Nei giorni più belli l’Adele ci portava dei fogli e la colla. Apriva un pacco di riso e giocavamo a fare i disegni, a sistemare i chicchi precisi. Daniela ci s’impegnava e alla fine piangeva sempre. Perché non si sentiva all’altezza, perché il mio era più bello, perché lo smalto non l’avrebbe messo mai e il tempo in cui sarebbe diventata qualcuno era troppo lontano per dirsi reale. Piangeva fino a sentirsi male, fino a che non cadeva a terra, quasi svenuta. Credo che lo facesse apposta. Le piacevano lo stordimento, il pavimento freddo, la testa leggera, le orecchie informicolite. L’Adele la prendeva in braccio e la trasportava sul letto, le versava un bicchiere d’acqua in bocca e le teneva le caviglie alzate. Niente carezze, niente baci. L’Adele era una che faceva ciò che bisognava fare. Non di più, non di meno.

E bisognava darci la merenda, controllare che nessuno si facesse male.

Quel giorno, ci aveva dato la merenda, ma non era abbastanza. Non di più, ma troppo meno.

Quando Daniela è morta, pioveva. Pioveva a scroscio, un rumore fortissimo. Io giocavo a fare il pirata, immaginavo di cavalcare le onde sul mio veliero di carta, di cavalcarle come destrieri imbizzarriti, di domare la tempesta. E di salvare la mamma dagli squali, ché lei allora m’avrebbe dovuto amare per forza. E salutare l’Adele, abbandonarla su un’isola in mezzo agli indigeni e le palme. Lasciarla lì a mettersi lo smalto, a fumarsi le sue sigarette. E finalmente tornare sulla terraferma, abbracciare la mamma, uscire col sole, giocare con Daniela.
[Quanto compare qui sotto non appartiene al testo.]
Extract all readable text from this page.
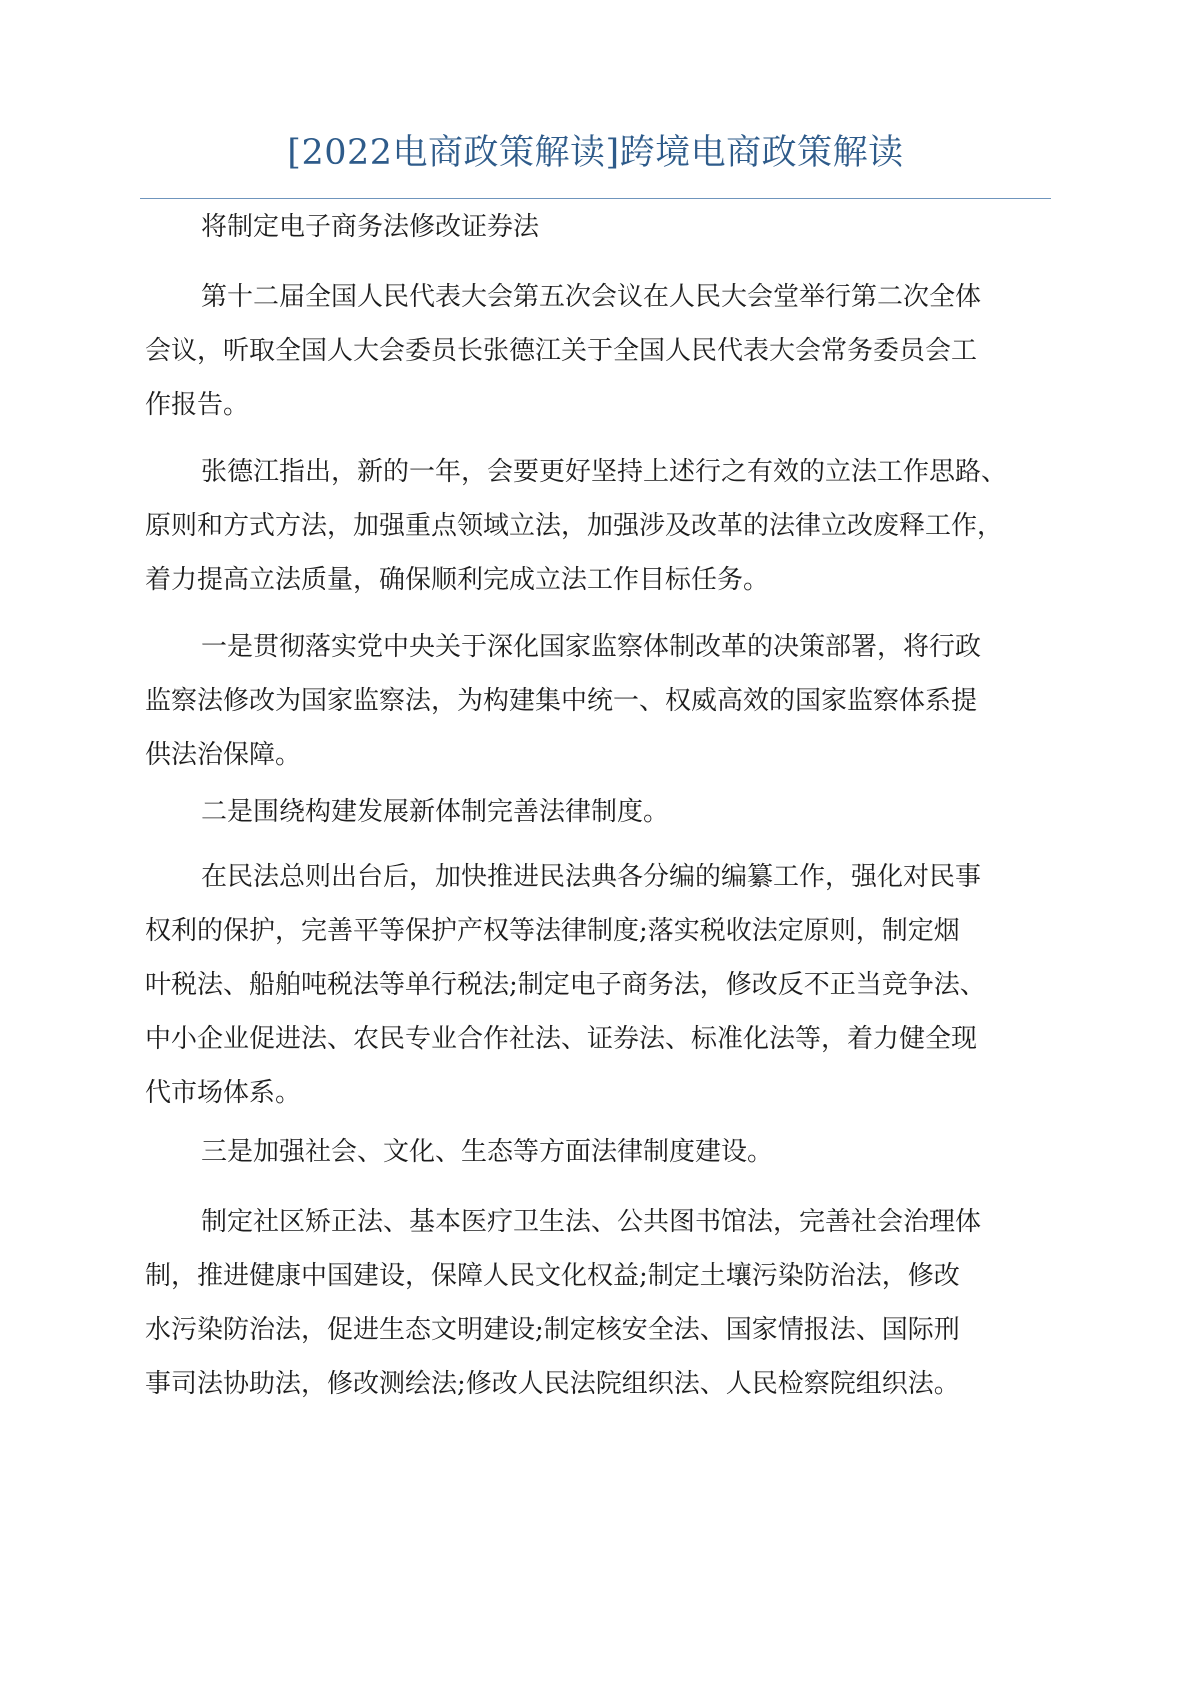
[2022电商政策解读]跨境电商政策解读

将制定电子商务法修改证券法

第十二届全国人民代表大会第五次会议在人民大会堂举行第二次全体
会议，听取全国人大会委员长张德江关于全国人民代表大会常务委员会工
作报告。

张德江指出，新的一年，会要更好坚持上述行之有效的立法工作思路、
原则和方式方法，加强重点领域立法，加强涉及改革的法律立改废释工作，
着力提高立法质量，确保顺利完成立法工作目标任务。

一是贯彻落实党中央关于深化国家监察体制改革的决策部署，将行政
监察法修改为国家监察法，为构建集中统一、权威高效的国家监察体系提
供法治保障。

二是围绕构建发展新体制完善法律制度。

在民法总则出台后，加快推进民法典各分编的编纂工作，强化对民事
权利的保护，完善平等保护产权等法律制度;落实税收法定原则，制定烟
叶税法、船舶吨税法等单行税法;制定电子商务法，修改反不正当竞争法、
中小企业促进法、农民专业合作社法、证券法、标准化法等，着力健全现
代市场体系。

三是加强社会、文化、生态等方面法律制度建设。

制定社区矫正法、基本医疗卫生法、公共图书馆法，完善社会治理体
制，推进健康中国建设，保障人民文化权益;制定土壤污染防治法，修改
水污染防治法，促进生态文明建设;制定核安全法、国家情报法、国际刑
事司法协助法，修改测绘法;修改人民法院组织法、人民检察院组织法。
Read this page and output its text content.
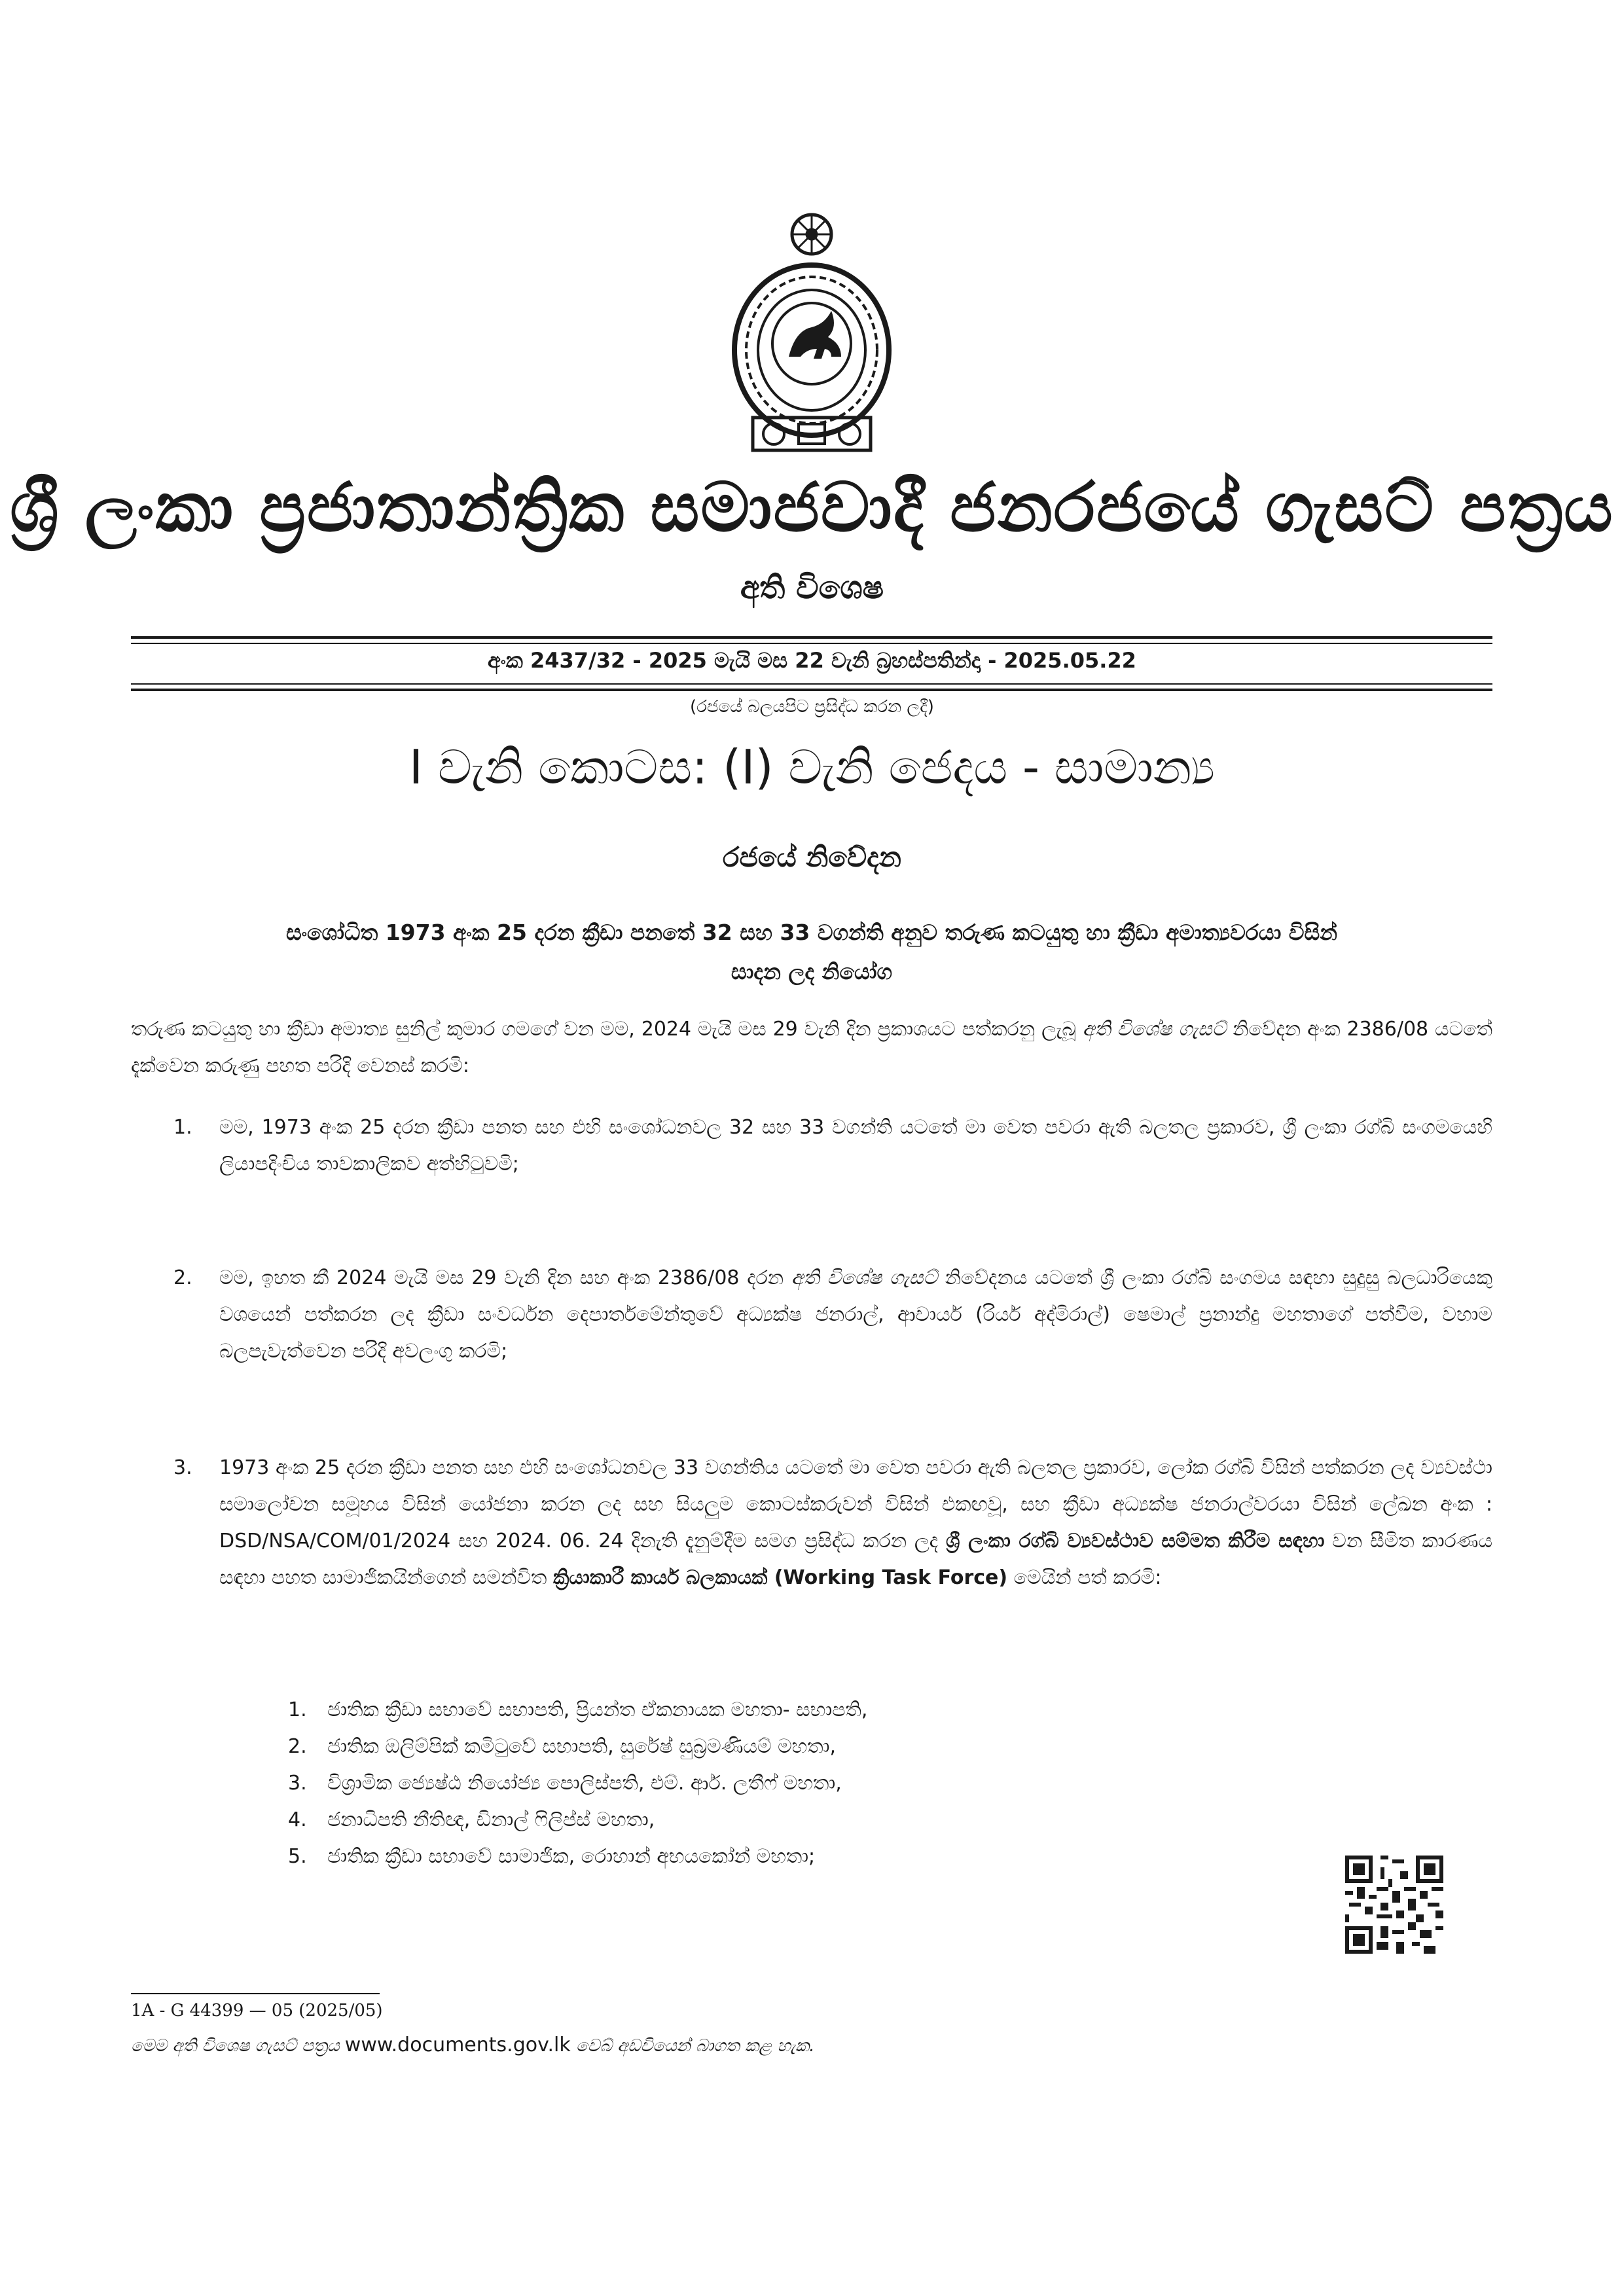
ශ්‍රී ලංකා ප්‍රජාතාන්ත්‍රික සමාජවාදී ජනරජයේ ගැසට් පත්‍රය
අති විශෙෂ
අංක 2437/32 - 2025 මැයි මස 22 වැනි බ්‍රහස්පතින්දා - 2025.05.22
(රජයේ බලයපිට ප්‍රසිද්ධ කරන ලදී)
I වැනි කොටස: (I) වැනි ජෙදය - සාමාන්‍ය
රජයේ නිවේදන
සංශෝධිත 1973 අංක 25 දරන ක්‍රීඩා පනතේ 32 සහ 33 වගන්ති අනුව තරුණ කටයුතු හා ක්‍රීඩා අමාත්‍යවරයා විසින්
සාදන ලද නියෝග
තරුණ කටයුතු හා ක්‍රීඩා අමාත්‍ය සුනිල් කුමාර ගමගේ වන මම, 2024 මැයි මස 29 වැනි දින ප්‍රකාශයට පත්කරනු ලැබූ අති විශේෂ ගැසට් නිවේදන අංක 2386/08 යටතේ දැක්වෙන කරුණු පහත පරිදි වෙනස් කරමි:
1.	මම, 1973 අංක 25 දරන ක්‍රීඩා පනත සහ එහි සංශෝධනවල 32 සහ 33 වගන්ති යටතේ මා වෙත පවරා ඇති බලතල ප්‍රකාරව, ශ්‍රී ලංකා රග්බි සංගමයෙහි ලියාපදිංචිය තාවකාලිකව අත්හිටුවමි;
2.	මම, ඉහත කී 2024 මැයි මස 29 වැනි දින සහ අංක 2386/08 දරන අති විශේෂ ගැසට් නිවේදනය යටතේ ශ්‍රී ලංකා රග්බි සංගමය සඳහා සුදුසු බලධාරියෙකු වශයෙන් පත්කරන ලද ක්‍රීඩා සංවර්ධන දෙපාර්තමේන්තුවේ අධ්‍යක්ෂ ජනරාල්, ආචාර්ය (රියර් අද්මිරාල්) ෂෙමාල් ප්‍රනාන්දු මහතාගේ පත්වීම, වහාම බලපැවැත්වෙන පරිදි අවලංගු කරමි;
3.	1973 අංක 25 දරන ක්‍රීඩා පනත සහ එහි සංශෝධනවල 33 වගන්තිය යටතේ මා වෙත පවරා ඇති බලතල ප්‍රකාරව, ලෝක රග්බි විසින් පත්කරන ලද ව්‍යවස්ථා සමාලෝචන සමූහය විසින් යෝජනා කරන ලද සහ සියලුම කොටස්කරුවන් විසින් එකඟවූ, සහ ක්‍රීඩා අධ්‍යක්ෂ ජනරාල්වරයා විසින් ලේඛන අංක : DSD/NSA/COM/01/2024 සහ 2024. 06. 24 දිනැති දැනුම්දීම සමග ප්‍රසිද්ධ කරන ලද ශ්‍රී ලංකා රග්බි ව්‍යවස්ථාව සම්මත කිරීම සඳහා වන සීමිත කාරණය සඳහා පහත සාමාජිකයින්ගෙන් සමන්විත ක්‍රියාකාරී කාර්ය බලකායක් (Working Task Force) මෙයින් පත් කරමි:
1. ජාතික ක්‍රීඩා සභාවේ සභාපති, ප්‍රියන්ත ඒකනායක මහතා- සභාපති,
2. ජාතික ඔලිම්පික් කමිටුවේ සභාපති, සුරේෂ් සුබ්‍රමණියම් මහතා,
3. විශ්‍රාමික ජ්‍යෙෂ්ඨ නියෝජ්‍ය පොලිස්පති, එම්. ආර්. ලතීෆ් මහතා,
4. ජනාධිපති නීතිඥ, ඩිනාල් ෆිලිප්ස් මහතා,
5. ජාතික ක්‍රීඩා සභාවේ සාමාජික, රොහාන් අභයකෝන් මහතා;
1A - G 44399 — 05 (2025/05)
මෙම අති විශෙෂ ගැසට් පත්‍රය www.documents.gov.lk වෙබ් අඩවියෙන් බාගත කළ හැක.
Hanno sempre parlato di incidente. Io non c’ho mai creduto fino in fondo. «È impossibile che una bambina si sia uccisa». E invece per me era possibile. E anche per l’Adele. Non lo dicevamo, stavamo in silenzio. Ma io il suo sguardo lo sentivo addosso, attaccato. Uno sguardo che diceva «non di più, non di meno», «non dire niente, non è il caso».

L’Adele aveva preso la manina di Daniela nella sua. L’aveva accarezzata sfiorando gli artigli rossi sul dorso. Poi ci aveva passato lo smalto, aveva scosso la testa e aveva sussurrato «sei piccola».

Quando Daniela è morta, l’Adele se n’è andata. E con loro la mia infanzia, per quel che poteva valere.